Three 6 Mafia may feel they’re the “Most Known Unknown” in the music business but this reviewer is intimately familiar with them – perhaps too much so. To be frank there’s just something about the Three 6 rappers that makes the other staff contributors not want to touch them with a ten foot pole. I can’t say I blame them. My reviews of their last three releases, from “Choices – The Album” to “Da Unbreakables” to the “Choices II” sequel have all had one thing in common – pretty good beats with some damn stupid lyrics. You could say Steve ‘Flash’ Juon dug his own hole and buried himself in it. Thanks to those reviews nobody else is going to cover their albums, yet everytime a new one gets released the public still e-mails RapReviews asking for a write-up.

Trying hard as hell not to let previous experience with the Mafia bias this review from the start, I put the newest Three 6 album in my five-disc changer and push play.
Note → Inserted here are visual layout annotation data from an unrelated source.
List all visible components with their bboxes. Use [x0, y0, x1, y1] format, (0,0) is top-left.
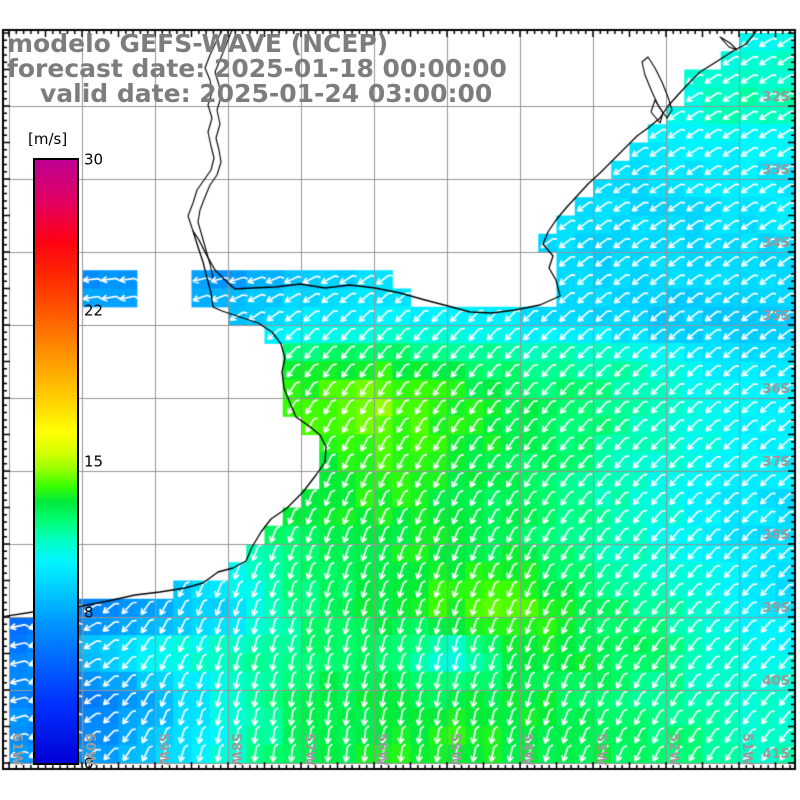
lat-label-37S: 37S — [762, 455, 790, 470]
lon-label-58W: 58W — [228, 733, 243, 766]
lat-label-39S: 39S — [762, 601, 790, 616]
colorbar-unit-label: [m/s] — [28, 130, 68, 148]
lon-label-53W: 53W — [593, 733, 608, 766]
lat-label-38S: 38S — [762, 528, 790, 543]
lon-label-52W: 52W — [666, 733, 681, 766]
lat-label-32S: 32S — [762, 90, 790, 105]
colorbar-tick-22: 22 — [84, 301, 104, 320]
lat-label-34S: 34S — [762, 236, 790, 251]
lon-label-56W: 56W — [374, 733, 389, 766]
colorbar-tick-30: 30 — [84, 150, 104, 169]
lon-label-51W: 51W — [739, 733, 754, 766]
lon-label-55W: 55W — [447, 733, 462, 766]
valid-date-line: valid date: 2025-01-24 03:00:00 — [40, 79, 493, 108]
colorbar — [33, 158, 79, 765]
lat-label-35S: 35S — [762, 309, 790, 324]
lon-label-61W: 61W — [9, 733, 24, 766]
lat-label-40S: 40S — [762, 674, 790, 689]
model-title: modelo GEFS-WAVE (NCEP) — [7, 29, 389, 58]
lon-label-54W: 54W — [520, 733, 535, 766]
colorbar-tick-15: 15 — [84, 452, 104, 471]
lon-label-60W: 60W — [82, 733, 97, 766]
forecast-date-line: forecast date: 2025-01-18 00:00:00 — [7, 54, 507, 83]
lat-label-33S: 33S — [762, 163, 790, 178]
colorbar-tick-8: 8 — [84, 603, 94, 622]
lon-label-59W: 59W — [155, 733, 170, 766]
lon-label-57W: 57W — [301, 733, 316, 766]
lat-label-36S: 36S — [762, 382, 790, 397]
lat-label-41S: 41S — [762, 747, 790, 762]
colorbar-tick-0: 0 — [84, 754, 94, 773]
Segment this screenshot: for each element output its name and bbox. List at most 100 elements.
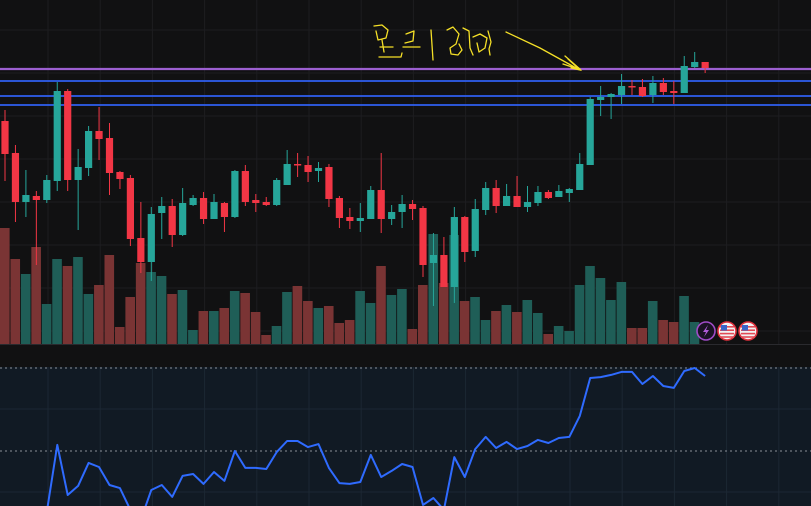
candle-up	[74, 167, 82, 180]
candle-up	[210, 202, 218, 219]
candle-down	[137, 238, 145, 262]
candle-down	[116, 172, 124, 179]
candle-down	[105, 138, 114, 173]
volume-bar	[553, 326, 564, 344]
flag-canton	[742, 325, 748, 331]
candle-down	[262, 202, 270, 205]
candle-down	[492, 188, 500, 206]
lightning-icon[interactable]	[696, 321, 716, 341]
candle-up	[429, 255, 438, 263]
volume-bar	[355, 291, 365, 344]
volume-bar	[10, 259, 21, 344]
volume-bar	[323, 306, 334, 344]
candle-up	[53, 91, 61, 181]
flag-stripe	[720, 332, 734, 335]
volume-bar	[564, 331, 574, 344]
indicator-line	[46, 367, 706, 506]
volume-bar	[104, 255, 115, 344]
indicator-grid	[0, 367, 811, 506]
candle-down	[670, 91, 678, 93]
volume-bar	[501, 305, 512, 344]
volume-bar	[491, 311, 501, 344]
flag-stripe	[720, 336, 734, 338]
candle-down	[377, 190, 385, 219]
candle-up	[231, 171, 239, 217]
annotation-arrow	[505, 31, 583, 72]
candle-up	[482, 188, 490, 210]
us-flag-icon[interactable]	[738, 321, 758, 341]
volume-bar	[219, 308, 230, 344]
candle-down	[346, 217, 354, 221]
candle-down	[628, 86, 636, 88]
volume-bar	[668, 322, 679, 344]
candle-up	[43, 180, 51, 200]
candle-up	[85, 131, 93, 168]
indicator-pane	[46, 367, 706, 506]
volume-bar	[62, 266, 73, 344]
candle-down	[638, 87, 647, 96]
horizontal-levels[interactable]	[0, 67, 811, 106]
volume-bar	[209, 311, 219, 344]
candle-up	[607, 94, 615, 97]
volume-bar	[679, 296, 689, 344]
volume-bar	[574, 285, 585, 344]
candle-down	[408, 204, 417, 209]
candle-down	[11, 153, 20, 202]
volume-bar	[585, 266, 595, 344]
volume-bar	[156, 276, 167, 344]
volume-bar	[250, 312, 261, 344]
volume-bar	[240, 293, 250, 344]
candle-up	[680, 66, 688, 93]
candle-down	[659, 83, 667, 92]
handwritten-annotation[interactable]	[373, 24, 583, 72]
indicator-pane-background	[0, 367, 811, 506]
volume-bar	[543, 334, 553, 344]
event-markers[interactable]	[696, 321, 758, 341]
volume-bar	[595, 278, 606, 344]
volume-bar	[689, 322, 700, 344]
candle-down	[544, 192, 552, 198]
candle-down	[335, 198, 343, 218]
candle-down	[304, 165, 312, 172]
candle-down	[419, 208, 427, 265]
candle-up	[691, 62, 699, 67]
volume-bar	[31, 247, 41, 344]
volume-bar	[407, 329, 418, 344]
candles	[1, 52, 709, 306]
candle-down	[220, 203, 229, 217]
candle-up	[22, 195, 30, 202]
volume-bar	[658, 320, 668, 344]
volume-bar	[344, 320, 355, 344]
volume-bar	[522, 300, 533, 344]
candle-up	[283, 164, 291, 185]
candle-up	[576, 164, 584, 190]
flag-stripe	[741, 336, 755, 338]
candle-up	[189, 198, 197, 205]
candle-down	[701, 62, 709, 68]
volume-bar	[512, 312, 522, 344]
candle-down	[440, 255, 448, 287]
volume-bar	[146, 272, 156, 344]
candle-up	[597, 97, 605, 100]
volume-bar	[167, 294, 177, 344]
volume-bar	[271, 326, 282, 344]
candle-down	[95, 131, 103, 139]
candle-down	[325, 167, 333, 199]
candle-up	[555, 191, 563, 197]
volume-bar	[303, 301, 313, 344]
candle-up	[503, 196, 511, 206]
annotation-scribble	[373, 24, 492, 61]
volume-bar	[52, 259, 62, 344]
volume-bar	[0, 228, 10, 344]
volume-bar	[20, 274, 31, 344]
candle-down	[1, 121, 9, 154]
candle-up	[565, 189, 573, 193]
candle-down	[32, 196, 40, 200]
volume-bar	[459, 301, 470, 344]
candle-down	[252, 200, 260, 203]
volume-bar	[418, 285, 428, 344]
volume-bar	[135, 263, 146, 344]
volume-bar	[616, 282, 627, 344]
us-flag-icon[interactable]	[717, 321, 737, 341]
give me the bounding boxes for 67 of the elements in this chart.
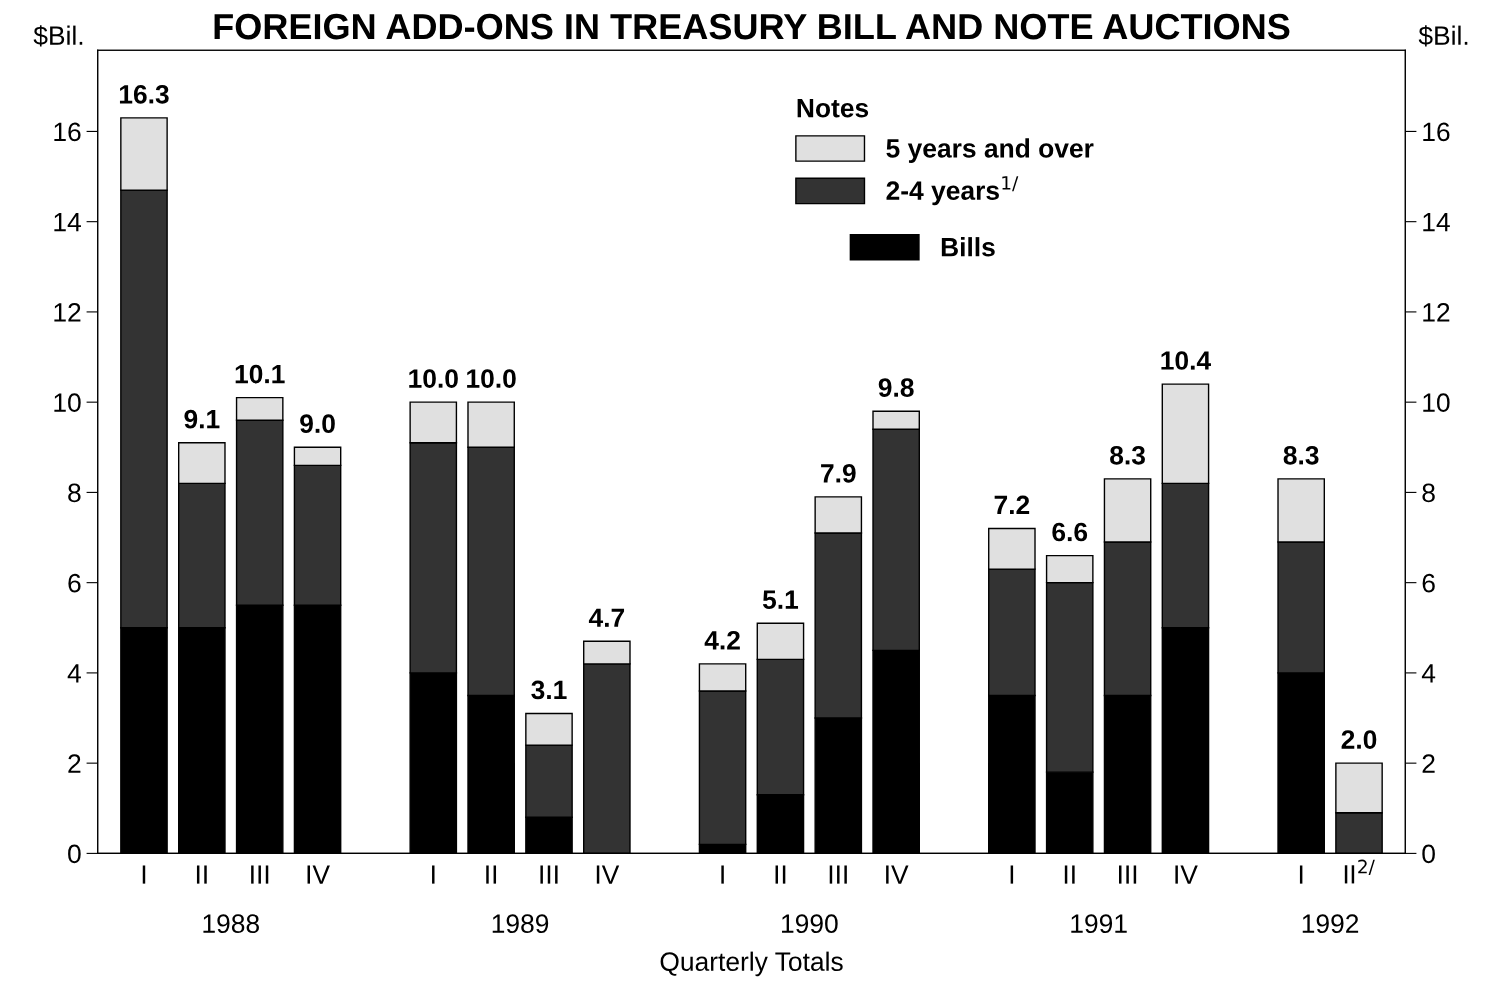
y2-axis-title: $Bil. <box>1418 25 1468 47</box>
total-label: 9.0 <box>300 414 335 434</box>
x-tick-label: IV <box>307 865 330 884</box>
y2-tick-label: 10 <box>1423 393 1450 412</box>
y2-tick-label: 6 <box>1422 573 1435 593</box>
total-label: 8.3 <box>1283 445 1319 465</box>
y-tick-label: 14 <box>54 213 81 232</box>
x-tick-label: III <box>540 865 558 884</box>
y-tick-label: 12 <box>54 303 81 322</box>
x-tick-label: II$^{2/}$ <box>1344 859 1375 884</box>
y2-tick-label: 4 <box>1421 664 1436 683</box>
total-label: 9.1 <box>184 409 220 429</box>
total-label: 9.8 <box>878 378 914 397</box>
y-tick-label: 8 <box>68 483 81 503</box>
y2-tick-label: 8 <box>1422 483 1435 503</box>
total-label: 4.2 <box>704 630 740 650</box>
x-tick-label: III <box>829 865 847 884</box>
total-label: 10.1 <box>235 364 285 384</box>
legend-label: Bills <box>941 237 995 257</box>
total-label: 4.7 <box>588 608 625 627</box>
y-tick-label: 0 <box>68 844 81 864</box>
y-tick-label: 2 <box>68 754 81 773</box>
total-label: 6.6 <box>1052 522 1088 542</box>
x-tick-label: II <box>1064 865 1075 884</box>
text: 1991 <box>1071 914 1127 934</box>
legend-label: 2-4 years$^{1/}$ <box>886 176 1019 206</box>
legend-title: Notes <box>797 99 869 118</box>
total-label: 10.4 <box>1161 351 1211 370</box>
y-axis-title: $Bil. <box>33 25 83 47</box>
x-tick-label: II <box>775 865 786 884</box>
y-tick-label: 4 <box>67 664 81 683</box>
total-label: 7.2 <box>994 495 1030 515</box>
chart-title: FOREIGN ADD-ONS IN TREASURY BILL AND NOTE AUCTIONS <box>214 13 1290 40</box>
y2-tick-label: 12 <box>1423 303 1450 322</box>
y-tick-label: 16 <box>54 122 81 142</box>
total-label: 16.3 <box>119 84 169 104</box>
text: 1992 <box>1302 914 1359 934</box>
y2-tick-label: 16 <box>1423 122 1450 142</box>
text: 1990 <box>782 914 838 934</box>
x-tick-label: IV <box>596 865 620 884</box>
text: 1989 <box>492 914 549 934</box>
text: 1988 <box>203 914 259 934</box>
x-tick-label: III <box>251 865 269 884</box>
x-tick-label: IV <box>886 865 909 884</box>
x-tick-label: II <box>486 865 497 884</box>
x-tick-label: I <box>1299 865 1303 884</box>
y-tick-label: 10 <box>54 393 81 412</box>
total-label: 10.0 <box>409 369 458 388</box>
total-label: 7.9 <box>821 464 856 483</box>
y-tick-label: 6 <box>68 573 81 593</box>
x-tick-label: III <box>1119 865 1137 884</box>
x-tick-label: I <box>1010 865 1014 884</box>
total-label: 8.3 <box>1110 445 1145 465</box>
y2-tick-label: 0 <box>1422 844 1435 864</box>
total-label: 3.1 <box>531 680 567 700</box>
total-label: 10.0 <box>467 369 516 388</box>
x-tick-label: II <box>196 865 207 884</box>
y2-tick-label: 14 <box>1423 213 1450 232</box>
y2-tick-label: 2 <box>1422 754 1435 773</box>
total-label: 5.1 <box>762 590 799 610</box>
x-tick-label: I <box>721 865 724 884</box>
total-label: 2.0 <box>1341 730 1377 749</box>
x-tick-label: IV <box>1175 865 1198 884</box>
x-tick-label: I <box>142 865 146 884</box>
x-tick-label: I <box>432 865 435 884</box>
x-axis-title: Quarterly Totals <box>660 951 843 977</box>
legend-label: 5 years and over <box>886 138 1094 163</box>
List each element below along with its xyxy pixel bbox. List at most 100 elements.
The first thing this writer heard off “Most Known Unknown” was not more of DJ Paul and Juicy J’s dope beats – it was KA-CHUNK. Ka-chunk? That’s the sound of a five-disc changer grinding to a halt when there are no compact discs in it to play. Guess what? “Most Known Unknown” is another one of those damn dual-discalbums like the last new releases from Cassidy and Jim Jones among others. The music industry seems to like these things, but I sure don’t. First of all since they’re not really CD’s they’re not even guaranteed to work in your CD player; and second of all since they’re “dual-sided” if you put in the wrong side it’s not going to play music any damn way. I appreciate they want to bonus me some DVD shit but can’t they put it on a seperate DVD disc instead of on the flipside of a CD that because of dual-disc technology isn’t really a CD at all? Fortunately in this case it wasn’t the five-disc changer not being able to read the album, it was just the poorly marked disc being upside down and on the DVD side. Perhaps unfortunately now that I think about it – I could have been excused from covering this if the shit didn’t work.

Technical issues aside this album does start out on a fairly promising note. The opening song “Stay Fly” (also known as “Stay High” but renamed for the album, probably to fool concerned parents) is a veritable all-star Southern romp featuring Eightball, MJG and Young Buck rapping with the Mafia members. The beat is the kind of smoothed out shit you’d expect from a Three 6 single, with a catchy chorus that’s going to be blowing out of car speakers and iPod headphones from coast to coast. MJG’s ability to spit at triple speed is pretty damn impressive at the start of the verse, and Juicy J’s lyrics at least by Three 6’s own standards aren’t too bad:

“Call me the Juice and you know I’m a stunt
Ridin in the car with some bump in the trunk
Tone in my lap and you know it’s a pump
Breakin down the good green, rollin the blunt
Ghetto pimp tight girls say I’m the mayne
Ice on the wrist with the ice in the chain
Ridin through the hood, got me grippin the grain
And I’m sippin the same, while I’m changin the lane”

It’s not exquisite urban poetry by any means, but it’s certainly no worse than Mike Jones and slightly comparable to Paul Wall. Speaking of which, both rappers are guest stars on the song “Swervin’,” and music guests seem to be the M.O. throughout this album. Project Pat is on “Roll With It” among other tracks, Lil’ Flip is on “Don’t Cha Get Mad,” Frayser Boy is on “Don’t Violate,” Remy Martin drops in for “Bitch Got Ya Hooked,” and the “Stay Fly” remix is damn near a musical overload by introducing Slim Thug and Trick Daddy – the only person missing who would have been appropriate is the quick spitting Chicago fly guy Twista. There are very few songs with no guest appearances whatsoever – the non-lyrical intro, “Poppin’ My Collar,” the bouncy car anthem “Side 2 Side” and “Half on a Sack” among them. I have to be perfectly honest – given the choice between R. Kelly’s “Half on a Baby” and Three 6’s ode to smoking weed, I’d go with the Mafia each time.

To say I was pleasantly surprised by this album would be overdoing it, but it’s arguably a lot better than previous Three 6 experiences lead me to believe it would be. Maybe I’ve just heard so many God-awful rappers lately that DJ Paul and Juicy J have gotten better by comparison, but I think it’s more likely that overloading their album with guest stars and keeping the beats fat makes for a somewhat enjoyable experience. I’m still not big on this “dual-disc” bullshit but if Three 6 Mafia’s “Most Known Unknown” works in yo’ shit it’s worth copping. They’re not going down as great lyricists but between the beats and the cameos they cover their weaknesses well and you can’t fault them for that if it results in a good product.